Tunnel oder neue Brücke: Entscheidung noch nicht gefallen

Die marode Brücke des Südschnellwegs über die Hildesheimer Straße ist erst bis vor etwa einem Jahr aufwendig verstärkt und provisorisch ertüchtigt worden. Um zu hohe Belastungen zu vermeiden, läuft dort der Verkehr inzwischen auch nur noch einspurig in jede Richtung. Laut Landesbehörde muss im Jahr 2022 mit dem Bau einer provisorischen Brücke begonnen werden, weil die alte Brücke spätestens 2023 abgerissen werden muss. Ob danach der Bund einen erhofften Tunnelbau für den Südschnellweg an diesen neuralgischen Verkehrsstandort finanziert oder nach dem Ersatzprovisorium noch einmal eine ganz neue Brücke gebaut wird, ist laut Landesbehörde derzeit immer noch nicht entschieden. Die Planungen für einen 300 Millionen Euro teuren Tunnel sind weit fortgeschritten. Weil aber eine neue Brücke 80 Millionen Euro billiger wäre, prüft der Bund beide Möglichkeiten.
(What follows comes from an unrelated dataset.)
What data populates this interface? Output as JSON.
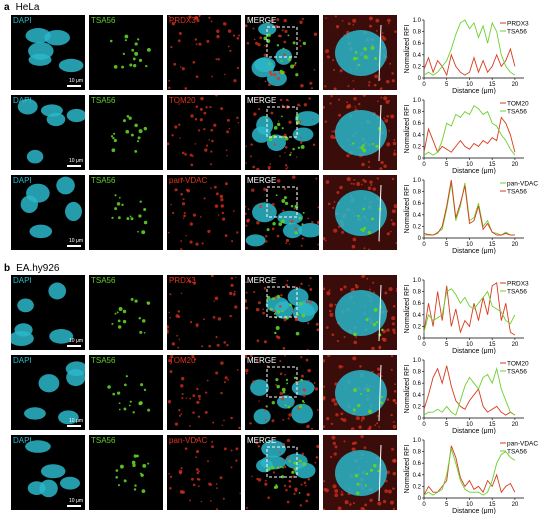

Der Planungsdialog Südschnellweg, eine von der Landesstraßenbaubehörde eingesetzte Bürgerbeteiligung, hat sich jüngst entschieden gegen die Brückenlösung ausgesprochen. Aus Gründen des Lärmschutzes sei eine Tunnellösung vorzuziehen. Zudem sei zu befürchten, dass es gegen einen neuen Brückenbau Klagen gebe, die das Projekt über Jahre verzögern könnten. Dann müsse möglicherweise der Südschnellweg teilweise oder ganz gesperrt werden, heißt es seitens des Planungsdialoges. Notiz am Rande: Würde eine neue Schnellwegbrücke gebaut, müsste diese aus Lärmschutzgründen einen Deckel haben und so deutlich klobiger wirken. Aktuell gehen die Planungen für einen Tunnel parallel weiter.

Im weiteren Verlauf Richtung Landwehrkreisel müssen auch die Brücken über die Ricklinger Teiche und die Leine ersetzt werden. Insgesamt sind in Hannover rund 40 Brücken so marode, dass sie durch neue Brücken ersetzt werden müssen. Die meisten dieser Brücken liegen im Bereich der Schnellwege.